Les réductions des émissions de CO2 provenant des combustibles fossiles et des processus industriels (…), ont été inférieures aux augmentations des émissions dues à la hausse des niveaux d’activité mondiaux dans les domaines suivants : l’industrie, l’approvisionnement en énergie, les transports, l’agriculture et les bâtiments. (confiance élevée)

Les variations des émissions régionales, et nationales par habitant reflètent en partie les différents stades de développement, mais elles varient aussi considérablement à des niveaux de revenu similaires. Les 10 % de ménages ayant les émissions par habitant les plus élevées contribuent de manière disproportionnée aux émissions mondiales de GES des ménages.

Les coûts unitaires de plusieurs technologies à faible taux d’émissions n’ont cessé de baisser depuis 2010. Des politiques adaptées et des politiques globales portant sur les systèmes d’innovation ont contribué à surmonter les effets distributifs, environnementaux et sociaux potentiellement associés à la mondialisation (confiance élevée)

Les émissions mondiales de GES en 2030 associées à la mise en œuvre des contributions déterminées au niveau national (NDC) annoncées avant la COP26 rendaient probable un réchauffement supérieur à +1.5°C au cours du 21e siècle et rend la tâche plus difficile de limiter à +2°C après 2030.

Point extrêmement important : sans fermeture anticipée d’une partie des exploitations de charbon, gaz et pétrole, nous dépasserons un réchauffement de +1.5°C.

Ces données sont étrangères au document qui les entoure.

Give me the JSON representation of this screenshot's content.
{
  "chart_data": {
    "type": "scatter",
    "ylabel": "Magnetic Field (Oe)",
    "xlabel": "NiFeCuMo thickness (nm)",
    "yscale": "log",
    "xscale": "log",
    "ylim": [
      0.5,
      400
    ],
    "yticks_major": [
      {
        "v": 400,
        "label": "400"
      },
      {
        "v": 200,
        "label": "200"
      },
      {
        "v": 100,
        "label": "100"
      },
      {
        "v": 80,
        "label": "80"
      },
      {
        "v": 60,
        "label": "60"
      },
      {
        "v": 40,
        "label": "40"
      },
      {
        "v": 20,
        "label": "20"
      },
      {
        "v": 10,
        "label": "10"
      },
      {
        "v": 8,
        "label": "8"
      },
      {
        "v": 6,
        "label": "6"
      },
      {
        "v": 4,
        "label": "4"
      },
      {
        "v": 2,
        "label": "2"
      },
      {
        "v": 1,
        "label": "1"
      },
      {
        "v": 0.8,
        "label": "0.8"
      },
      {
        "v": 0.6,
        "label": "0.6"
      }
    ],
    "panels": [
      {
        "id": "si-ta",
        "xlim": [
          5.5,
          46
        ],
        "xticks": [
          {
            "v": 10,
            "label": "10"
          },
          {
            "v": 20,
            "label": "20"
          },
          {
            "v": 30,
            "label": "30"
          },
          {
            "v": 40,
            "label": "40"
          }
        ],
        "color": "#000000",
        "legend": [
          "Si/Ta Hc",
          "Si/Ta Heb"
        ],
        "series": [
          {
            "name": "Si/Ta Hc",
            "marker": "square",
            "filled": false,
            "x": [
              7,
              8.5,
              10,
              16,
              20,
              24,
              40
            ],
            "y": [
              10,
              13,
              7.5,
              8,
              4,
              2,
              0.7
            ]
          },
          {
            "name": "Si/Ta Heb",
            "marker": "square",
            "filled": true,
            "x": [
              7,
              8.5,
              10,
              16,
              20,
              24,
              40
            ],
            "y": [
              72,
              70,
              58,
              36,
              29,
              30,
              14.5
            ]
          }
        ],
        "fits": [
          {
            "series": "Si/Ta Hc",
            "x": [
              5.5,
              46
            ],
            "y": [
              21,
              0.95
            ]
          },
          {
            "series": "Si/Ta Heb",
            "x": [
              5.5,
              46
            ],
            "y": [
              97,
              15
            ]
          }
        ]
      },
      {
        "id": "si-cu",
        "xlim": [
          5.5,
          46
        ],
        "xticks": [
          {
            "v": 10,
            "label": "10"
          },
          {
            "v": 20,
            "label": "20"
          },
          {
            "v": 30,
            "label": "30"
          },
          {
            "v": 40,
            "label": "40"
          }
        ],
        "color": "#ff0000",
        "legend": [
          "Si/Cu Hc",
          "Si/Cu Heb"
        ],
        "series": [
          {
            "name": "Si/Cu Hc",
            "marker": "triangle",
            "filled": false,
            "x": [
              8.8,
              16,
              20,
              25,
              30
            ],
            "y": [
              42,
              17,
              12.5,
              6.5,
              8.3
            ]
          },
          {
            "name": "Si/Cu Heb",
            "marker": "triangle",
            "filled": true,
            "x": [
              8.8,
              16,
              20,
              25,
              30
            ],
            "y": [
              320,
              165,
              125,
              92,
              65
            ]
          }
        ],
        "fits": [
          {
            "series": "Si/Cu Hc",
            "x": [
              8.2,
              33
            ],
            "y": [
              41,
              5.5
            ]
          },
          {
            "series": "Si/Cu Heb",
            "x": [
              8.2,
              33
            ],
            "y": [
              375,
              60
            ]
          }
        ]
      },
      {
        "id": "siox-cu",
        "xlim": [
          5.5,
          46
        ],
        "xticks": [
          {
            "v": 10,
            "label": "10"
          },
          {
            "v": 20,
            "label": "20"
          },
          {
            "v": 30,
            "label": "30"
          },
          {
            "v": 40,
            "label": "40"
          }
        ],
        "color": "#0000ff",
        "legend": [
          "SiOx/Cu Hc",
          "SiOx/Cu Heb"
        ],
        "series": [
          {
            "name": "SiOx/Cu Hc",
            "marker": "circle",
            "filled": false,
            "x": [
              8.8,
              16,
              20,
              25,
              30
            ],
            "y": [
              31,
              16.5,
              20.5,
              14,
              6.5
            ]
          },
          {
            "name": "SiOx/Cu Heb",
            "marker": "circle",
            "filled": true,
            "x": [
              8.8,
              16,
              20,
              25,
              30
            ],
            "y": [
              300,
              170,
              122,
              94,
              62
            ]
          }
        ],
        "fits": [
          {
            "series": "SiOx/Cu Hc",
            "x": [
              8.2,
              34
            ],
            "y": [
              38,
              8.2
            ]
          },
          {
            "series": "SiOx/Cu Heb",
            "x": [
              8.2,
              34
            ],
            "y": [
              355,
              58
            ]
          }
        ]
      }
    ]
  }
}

La réduction des émissions de GES dans l’ensemble du secteur de l’énergie nécessite des transitions majeures, notamment une réduction substantielle de l’utilisation globale des énergies fossiles, le déploiement de sources d’énergie bas carbone. Utiliser les installations existantes sans baisse aura pour effet de rendre impossible le respect des engagements climatiques (confiance élevée).

La neutralité carbone du secteur industriel est un vrai défi mais est possible. La réduction des émissions nécessitera une action coordonnée tout au long des chaînes de valeur afin de promouvoir toutes les options d’atténuation, notamment la gestion de la demande, l’efficacité énergétique et matérielle, l’économie circulaire, et des changements structurels dans les processus de production. »

Vous pouvez consulter l’intégralité de l’article pour les recommandations de sobriété qui impliquent :

  • Les technologies bas carbone pour le transport en privilégiant l’électrique
  • les options d’atténuation du secteur de l’agriculture, de la forêt et des autres utilisations des terres
  • Changement sociétaux de consommations : moins de consommation de produits d’origine animale, plus de local, manger de saison, limiter le gaspillage alimentaire, privilégier les biens recyclés ou de seconde main, éteindre les lumières, baisser le chauffage

Ce graphique présente bien que les efforts doivent être collectifs : tant les entreprises que les consommateurs et clients de ces entreprises.